Some time ago, I also noticed that the LCD updating was very slow, or basically that the pixel plotting took very long. I don't remember the exact times, but I think it was more than 10 ms, to just clear the screen. I didn't really understand the reason then, but I guess it's because of the number of interrupts.

Anyway, I will experiment a little bit with the interrupt priorities, and the speed of the serial link, to see if I get something acceptable. It doesn't really need to be that slow, since the debouncing is done separately on each half. And a matrix state is around 20 bytes. So as long as that can be sent within a ms or so, it should be good. I don't think anyone than maybe very hardcore gamers (perhaps those that play rhythmic based music games) would really notice a delay of even a few ms. Anyway I'll try to make it as fast as I can reliably.

It's likely possible to alter the ChibiOS drivers to add hardware FIFO support with minimal effort. DMA takes more work.

I have been checking it a bit further, and I don't really know what's going on.

I disabled the visualisation stuff, to have only the serial port(and the USB) active. But it still overflows. The software queue remains small, always containing less than 10 bytes, so it means that the overflow is caused by missed interrupts.

I also found that the sleep for 20 microseconds in the matrix scan was the biggest cause of drops. At least it seemed so when I added some prints to different places in the loop, it almost always happened during the sleep. I also get less dropped packets when I removed the sleep completely, at the cost of a non-functional keyboard. For those test I had the serial thread set with a higher priority to make sure it got a chance to process things.

So it appears like the chThdSleep disables the interrupts for long enough, to make some of them getting missed. However I'm not sure, since the profiling tools I have are so low tech, and the prints themselves could mess things up.

I haven't changed the baud rate from 1125000 yet.

Yes, adding hardware Fifo support doesn't seem like a huge task. But I would still like to understand what's going on before doing anything.

The matrix scan could probably also be written in a different way, using hardware timers, to avoid thread sleeping.But that wouldn't get rid of all the overflows.

I have now committed a fix. The serial link protocol checks that the data size matches. I also dropped the baud rate in half to 562500 and increased the software queue sizes, which seems to get rid of most overflows.

I still think that DMA should be used though, but that's another bug, and I will start discussions on the ChibiOS forums about that. Flabbergast already have plans for adding DMA to the I2C.

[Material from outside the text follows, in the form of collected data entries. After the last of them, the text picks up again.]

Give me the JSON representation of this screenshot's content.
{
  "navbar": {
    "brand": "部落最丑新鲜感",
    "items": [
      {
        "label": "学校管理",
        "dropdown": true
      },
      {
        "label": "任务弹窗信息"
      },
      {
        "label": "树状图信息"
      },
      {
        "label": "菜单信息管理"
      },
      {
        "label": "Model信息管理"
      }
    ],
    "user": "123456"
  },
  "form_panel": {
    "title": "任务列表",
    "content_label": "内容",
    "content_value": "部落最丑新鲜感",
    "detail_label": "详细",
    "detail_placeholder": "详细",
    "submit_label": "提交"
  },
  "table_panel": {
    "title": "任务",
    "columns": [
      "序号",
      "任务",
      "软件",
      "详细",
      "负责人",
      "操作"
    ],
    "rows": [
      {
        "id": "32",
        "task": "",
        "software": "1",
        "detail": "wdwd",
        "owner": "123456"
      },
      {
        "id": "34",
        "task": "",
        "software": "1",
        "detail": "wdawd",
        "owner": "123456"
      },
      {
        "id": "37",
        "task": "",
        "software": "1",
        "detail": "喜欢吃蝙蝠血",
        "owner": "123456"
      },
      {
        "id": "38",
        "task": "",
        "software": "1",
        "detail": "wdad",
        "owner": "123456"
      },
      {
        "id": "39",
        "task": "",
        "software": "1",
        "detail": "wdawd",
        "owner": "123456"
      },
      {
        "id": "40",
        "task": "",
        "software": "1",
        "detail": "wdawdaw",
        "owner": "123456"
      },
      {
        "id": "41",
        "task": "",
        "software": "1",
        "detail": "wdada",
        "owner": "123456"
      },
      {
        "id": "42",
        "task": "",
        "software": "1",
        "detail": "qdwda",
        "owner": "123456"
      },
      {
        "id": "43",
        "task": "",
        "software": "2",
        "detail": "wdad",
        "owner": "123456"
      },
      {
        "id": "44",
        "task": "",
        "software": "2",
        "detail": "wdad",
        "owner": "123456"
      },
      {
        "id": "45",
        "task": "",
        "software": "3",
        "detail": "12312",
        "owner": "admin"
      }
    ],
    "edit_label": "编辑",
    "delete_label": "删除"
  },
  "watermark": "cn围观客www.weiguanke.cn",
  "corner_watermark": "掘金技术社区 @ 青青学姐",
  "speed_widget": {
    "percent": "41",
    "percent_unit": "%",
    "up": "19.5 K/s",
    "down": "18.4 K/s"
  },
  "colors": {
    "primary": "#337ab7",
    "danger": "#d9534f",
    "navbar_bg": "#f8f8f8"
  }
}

Thanks for looking into this.

@bremoran, I should thank you instead, you did the hard work of debugging the issue. Without your help I would not have found the issue, at least not this quickly. I doubt I would have guessed that the CRC checks would pass even if the data is not the same, and therefore simply reading the code would not be enough.

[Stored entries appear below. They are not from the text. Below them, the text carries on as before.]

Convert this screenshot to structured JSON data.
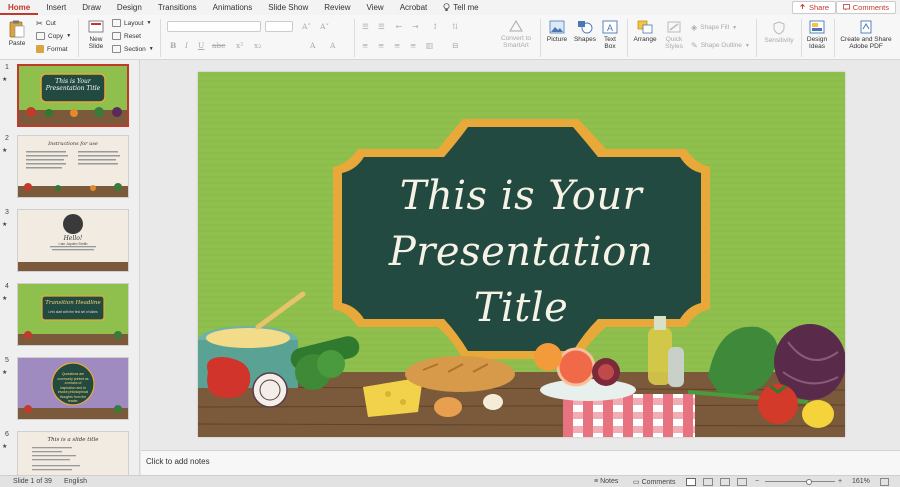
{
  "tabs": [
    "Home",
    "Insert",
    "Draw",
    "Design",
    "Transitions",
    "Animations",
    "Slide Show",
    "Review",
    "View",
    "Acrobat"
  ],
  "tell_me": "Tell me",
  "share_label": "Share",
  "comments_label": "Comments",
  "ribbon": {
    "paste": "Paste",
    "cut": "Cut",
    "copy": "Copy",
    "format": "Format",
    "new_slide_1": "New",
    "new_slide_2": "Slide",
    "layout": "Layout",
    "reset": "Reset",
    "section": "Section",
    "convert_1": "Convert to",
    "convert_2": "SmartArt",
    "picture": "Picture",
    "shapes": "Shapes",
    "textbox_1": "Text",
    "textbox_2": "Box",
    "arrange": "Arrange",
    "quick_styles_1": "Quick",
    "quick_styles_2": "Styles",
    "shape_fill": "Shape Fill",
    "shape_outline": "Shape Outline",
    "sensitivity": "Sensitivity",
    "design_ideas_1": "Design",
    "design_ideas_2": "Ideas",
    "adobe_1": "Create and Share",
    "adobe_2": "Adobe PDF"
  },
  "thumbnails": [
    {
      "num": "1",
      "title": "This is Your Presentation Title",
      "bg": "#8fbf4d"
    },
    {
      "num": "2",
      "title": "Instructions for use",
      "bg": "#f1ebe2"
    },
    {
      "num": "3",
      "title": "Hello!",
      "sub": "I am Jayden Smith",
      "bg": "#f1ebe2"
    },
    {
      "num": "4",
      "title": "Transition Headline",
      "sub": "Let's start with the first set of slides",
      "bg": "#8fbf4d"
    },
    {
      "num": "5",
      "title": "Quotations are commonly printed as a means of inspiration and to invoke philosophical thoughts from the reader.",
      "bg": "#9f8bbf"
    },
    {
      "num": "6",
      "title": "This is a slide title",
      "bg": "#f1ebe2"
    }
  ],
  "slide": {
    "title_line1": "This is Your",
    "title_line2": "Presentation Title"
  },
  "notes_placeholder": "Click to add notes",
  "status": {
    "slide_counter": "Slide 1 of 39",
    "language": "English",
    "notes": "Notes",
    "comments": "Comments",
    "zoom": "161%"
  },
  "colors": {
    "accent": "#c0392b",
    "slide_green": "#8fbf4d",
    "board": "#224a40",
    "frame_gold": "#e8a93a"
  }
}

I guess I could have found it out by getting defensive, and adding checks to all memory writes. But that would still not have been easy, and add the fact that on my keyboard it often took many hours for the issue to occur, so testing one memory write at a time, would have been very time consuming.

@fredizzimo No problem. This sort of debugging happens a lot in my day job. I was able to find a tagconnect and a j-link, which made things much easier.

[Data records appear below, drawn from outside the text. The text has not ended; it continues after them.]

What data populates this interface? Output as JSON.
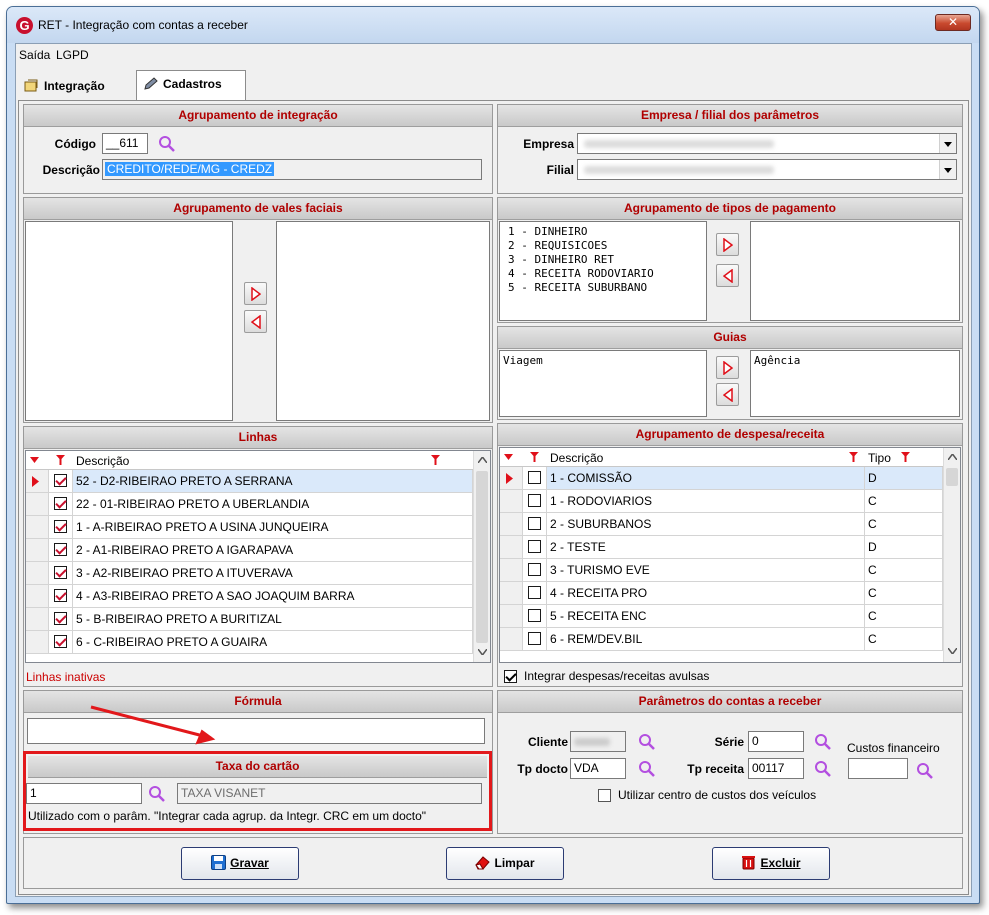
{
  "window": {
    "title": "RET - Integração com contas a receber",
    "close": "✕"
  },
  "menu": {
    "items": [
      "Saída",
      "LGPD"
    ]
  },
  "tabs": [
    {
      "label": "Integração"
    },
    {
      "label": "Cadastros"
    }
  ],
  "agrupamento_integracao": {
    "title": "Agrupamento de integração",
    "codigo_label": "Código",
    "codigo_value": "__611",
    "descricao_label": "Descrição",
    "descricao_value": "CREDITO/REDE/MG - CREDZ"
  },
  "empresa_filial": {
    "title": "Empresa / filial  dos parâmetros",
    "empresa_label": "Empresa",
    "filial_label": "Filial"
  },
  "vales_faciais": {
    "title": "Agrupamento de vales faciais"
  },
  "tipos_pagamento": {
    "title": "Agrupamento de tipos de pagamento",
    "items": [
      "1 - DINHEIRO",
      "2 - REQUISICOES",
      "3 - DINHEIRO RET",
      "4 - RECEITA RODOVIARIO",
      "5 - RECEITA SUBURBANO"
    ]
  },
  "guias": {
    "title": "Guias",
    "left": "Viagem",
    "right": "Agência"
  },
  "linhas": {
    "title": "Linhas",
    "column": "Descrição",
    "rows": [
      {
        "desc": "52 - D2-RIBEIRAO PRETO A SERRANA",
        "checked": true
      },
      {
        "desc": "22 - 01-RIBEIRAO PRETO A UBERLANDIA",
        "checked": true
      },
      {
        "desc": "1 - A-RIBEIRAO PRETO A USINA JUNQUEIRA",
        "checked": true
      },
      {
        "desc": "2 - A1-RIBEIRAO PRETO A IGARAPAVA",
        "checked": true
      },
      {
        "desc": "3 - A2-RIBEIRAO PRETO A ITUVERAVA",
        "checked": true
      },
      {
        "desc": "4 - A3-RIBEIRAO PRETO A SAO JOAQUIM BARRA",
        "checked": true
      },
      {
        "desc": "5 - B-RIBEIRAO PRETO A BURITIZAL",
        "checked": true
      },
      {
        "desc": "6 - C-RIBEIRAO PRETO A GUAIRA",
        "checked": true
      }
    ],
    "inactive_label": "Linhas inativas"
  },
  "despesa_receita": {
    "title": "Agrupamento de despesa/receita",
    "col_desc": "Descrição",
    "col_tipo": "Tipo",
    "rows": [
      {
        "desc": "1 - COMISSÃO",
        "tipo": "D"
      },
      {
        "desc": "1 - RODOVIARIOS",
        "tipo": "C"
      },
      {
        "desc": "2 - SUBURBANOS",
        "tipo": "C"
      },
      {
        "desc": "2 - TESTE",
        "tipo": "D"
      },
      {
        "desc": "3 - TURISMO EVE",
        "tipo": "C"
      },
      {
        "desc": "4 - RECEITA PRO",
        "tipo": "C"
      },
      {
        "desc": "5 - RECEITA ENC",
        "tipo": "C"
      },
      {
        "desc": "6 - REM/DEV.BIL",
        "tipo": "C"
      }
    ],
    "avulsas_label": "Integrar despesas/receitas avulsas",
    "avulsas_checked": true
  },
  "formula": {
    "title": "Fórmula",
    "value": ""
  },
  "taxa_cartao": {
    "title": "Taxa do cartão",
    "code": "1",
    "name": "TAXA VISANET",
    "note": "Utilizado com o parâm. \"Integrar cada agrup. da Integr. CRC em um docto\""
  },
  "contas_receber": {
    "title": "Parâmetros do contas a receber",
    "cliente_label": "Cliente",
    "serie_label": "Série",
    "serie_value": "0",
    "custos_label": "Custos financeiro",
    "tp_docto_label": "Tp docto",
    "tp_docto_value": "VDA",
    "tp_receita_label": "Tp receita",
    "tp_receita_value": "00117",
    "centro_custos_label": "Utilizar centro de custos dos veículos"
  },
  "buttons": {
    "gravar": "Gravar",
    "limpar": "Limpar",
    "excluir": "Excluir"
  },
  "colors": {
    "header_text": "#b00000",
    "highlight": "#e2181b",
    "selection": "#3399ff"
  }
}
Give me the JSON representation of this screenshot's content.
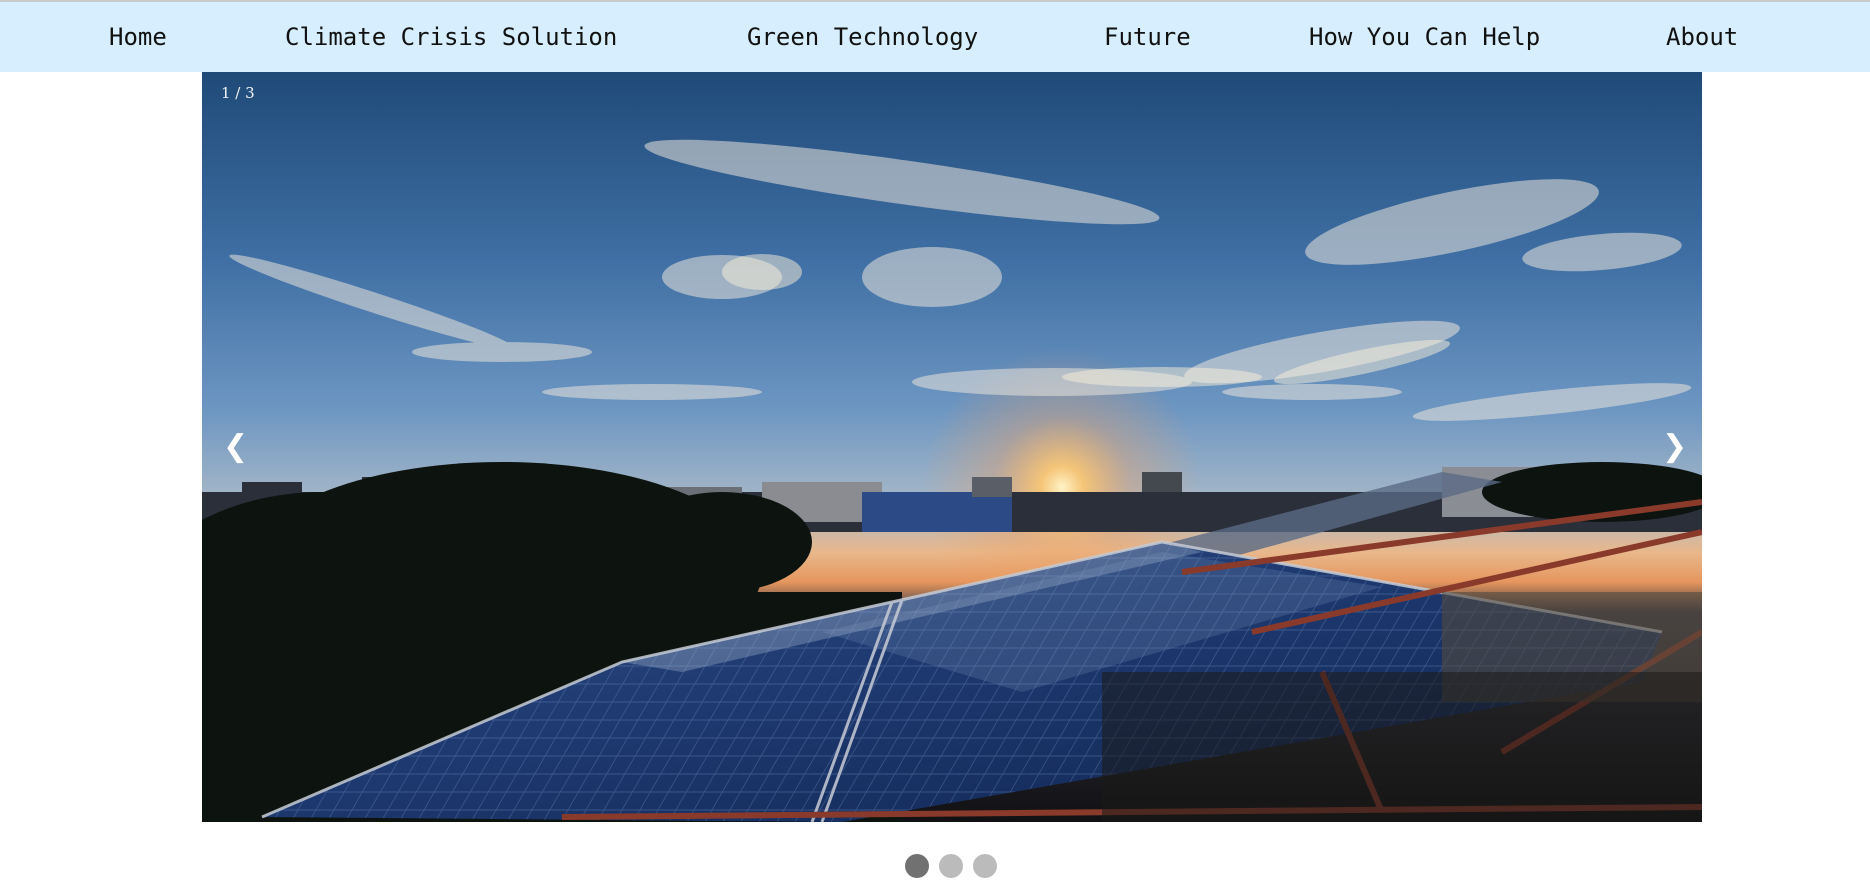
{
  "nav": {
    "items": [
      {
        "label": "Home"
      },
      {
        "label": "Climate Crisis Solution"
      },
      {
        "label": "Green Technology"
      },
      {
        "label": "Future"
      },
      {
        "label": "How You Can Help"
      },
      {
        "label": "About"
      }
    ]
  },
  "slideshow": {
    "counter": "1 / 3",
    "prev_arrow": "❮",
    "next_arrow": "❯",
    "current_slide": 1,
    "total_slides": 3,
    "image_subject": "Rooftop solar panels at sunset over a city skyline"
  },
  "colors": {
    "nav_background": "#d6eefd",
    "dot_active": "#717171",
    "dot_inactive": "#bbbbbb"
  }
}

I hope that the ChibiOS folks are able to add a DMA variant of the serial driver; that will help a lot.

I'm re-opening this, as it seems like I now get the same issue in the QMK Firmware port, despite having the fix applied there(I have checked many times).

This leads me to believe that the issue never was actually completely fixed, or that there's a new kind of problem there.

It could also be related to the LED support(or the other way around, the LEDs are broken due to this), as according to #5, the LEDs seems to randomly work and randomly not.

Has anyone seen the issue since it was fixed?